CAMILA BATMANGHELIDJH: We were getting young people who were literally so mentally ill that they were hearing voices. And some of them were hallucinating. Some of them had extreme paranoia. This is as a result of chronic, often chronic substance misuse since they’ve been young children.
(LIVE)
SAM EDWARDS: But she was challenged by the committee chairman, Conservative MP Bernard Jenkin, about the amounts of money Kids Company handed out.
CAMILA BATMANGHELIDJH: Each individual case was decided on its own merit.
BERNARD JENKIN: OK. So was it true that people over the age of eighteen were receiving perhaps more than a hundred pounds a week?
CAMILA BATMANGHELIDJH: That would be very rare, and only if they .. it was a family and they had to support a family.
BERNARD JENKIN: You are aware that it is a contempt of Parliament to mislead this committee?

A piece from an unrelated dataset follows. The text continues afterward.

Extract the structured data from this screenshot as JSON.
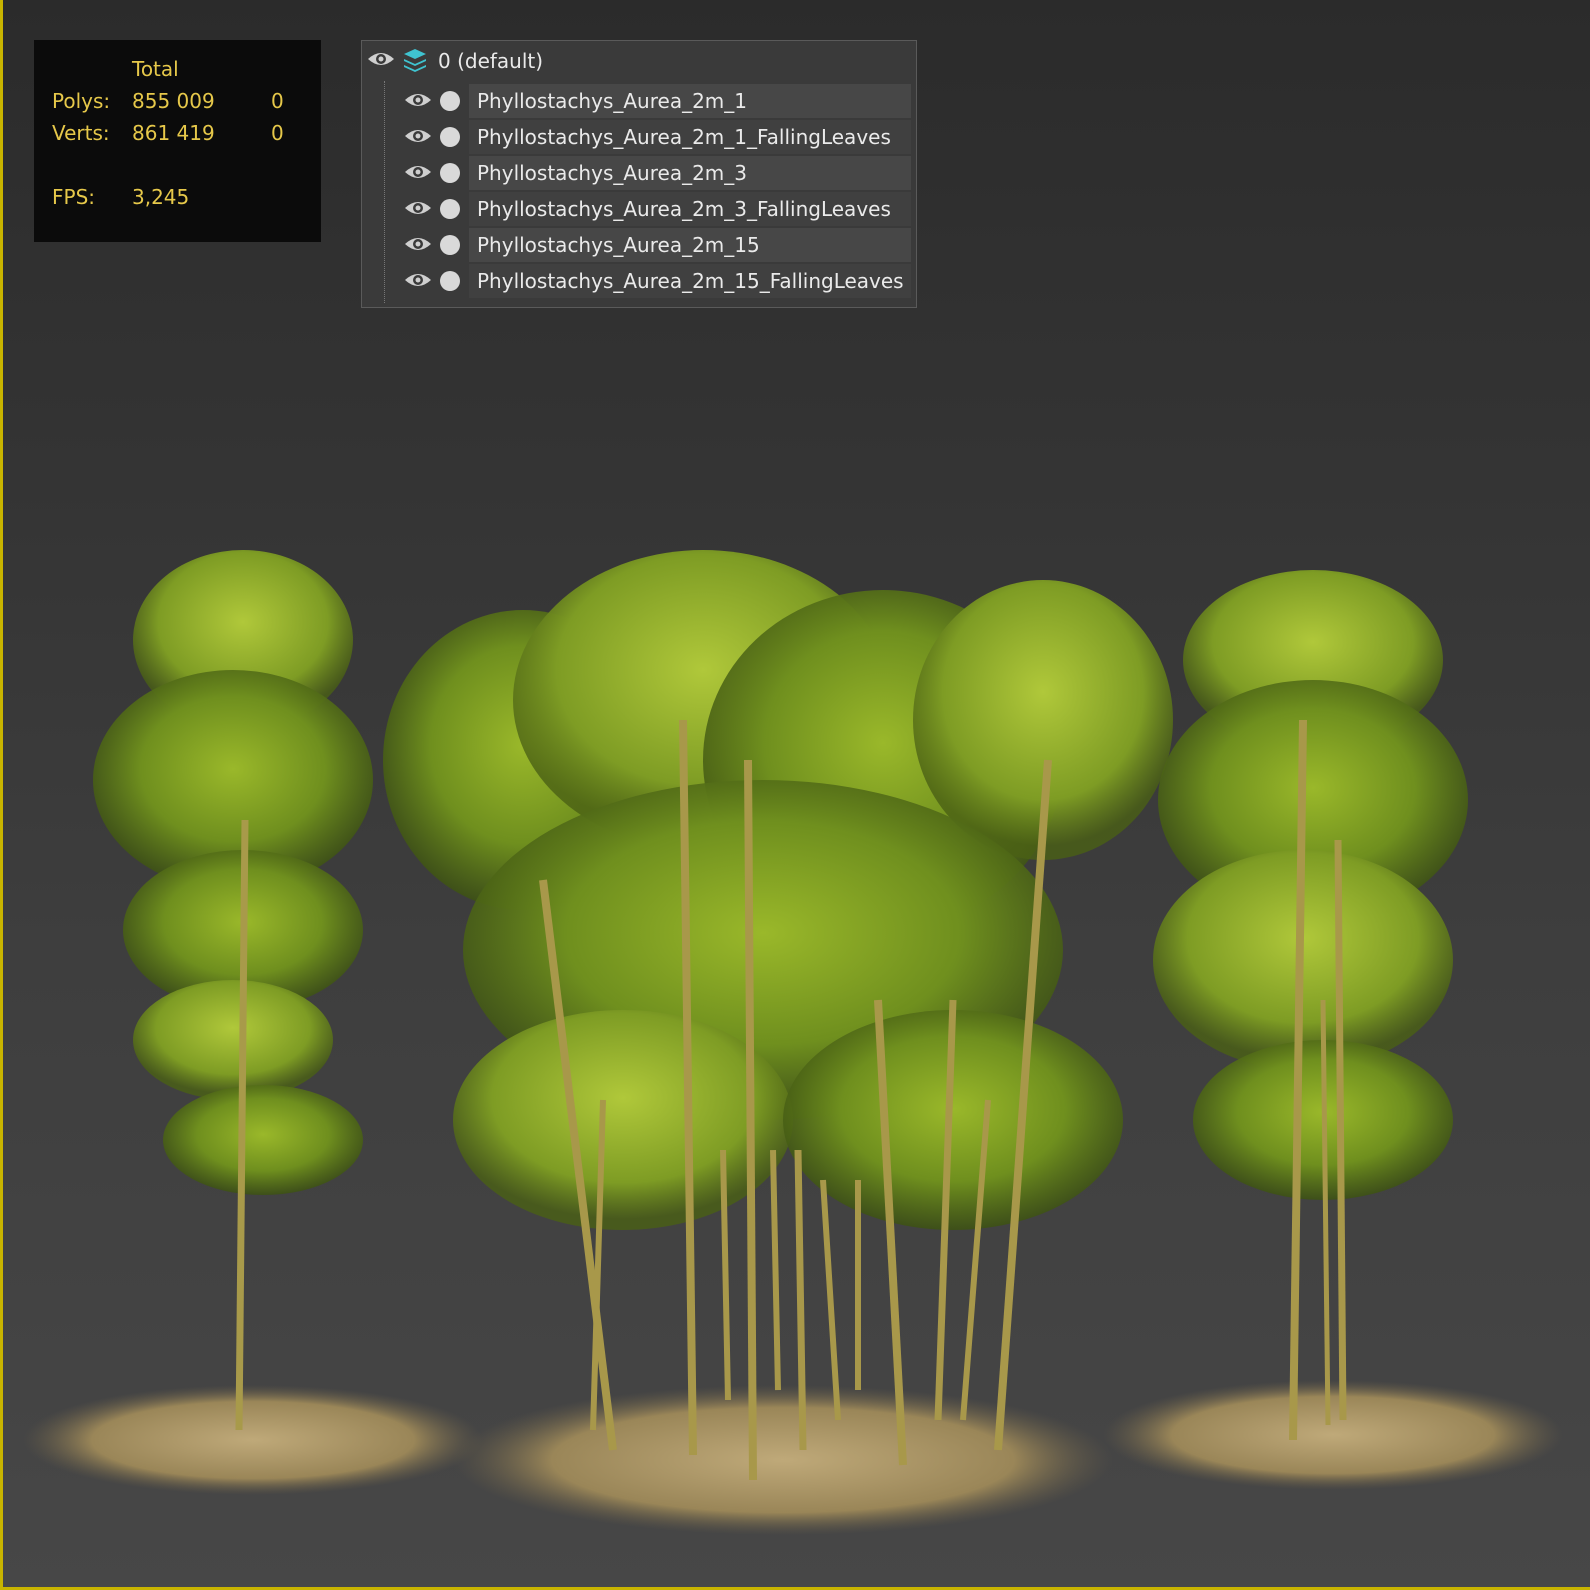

CAMILA BATMANGHELIDJH: Absolutely. Yes.
BERNARD JENKIN: And that’s a very serious thing.
CAMILA BATMANGHELIDJH: Yes.
(LIVE)
SAM EDWARDS: Well Camila Batmanghelidjh was also quizzed about the alleged financial mismanagement at Kids Company, following claims that problems were known about as far back as 2002. She accused MPs of failing to carry out their research properly.
CAMILA BATMANGHELIDJH: You’re holding your evidence on the basis of the Daily Mail and a group of other media providers. You don’t have and you haven’t done the rigorous research that is required in order to be able to determine whether the charity and its structures were failing.
BERNARD JENKIN: Right. I’m giving the opportunity to say what you wanted.
SAM EDWARDS: The Labour MP Paul Flynn was also there. He was running out of patience with her replies as you just heard there.
PAUL FLYNN: You give a non-stop spiel of mostly psycho-babble. You don’t answer the questions. I asked you how do you measure unmet need in the boroughs and we’ve had this torrent of words since.
SAM EDWARDS: Just bringing you some of the flavour of how heated it did end up getting, the disagreements back and forth. Sitting alongside Camila Batmanghelidjh in a hearing lasting three hours the chair of the charity’s trustees Alan Yentob, who’s also the Creative Director of the BBC, admitted having some regrets about his role in the charity.
ALAN YENTOB: If you’re saying do I have regrets, yes, I wish we’d started restructuring earlier. I wish we had not assumed or hoped that Government would give us more funding.
(LIVE)
SAM EDWARDS: The leaders of Kids Company are facing further scrutiny. The National Audit Office is investigating grants given to the charity, and it’s also the subject of an investigation by the Charity Commission, and an inquiry by Parliament’s Constitutional Affairs committee.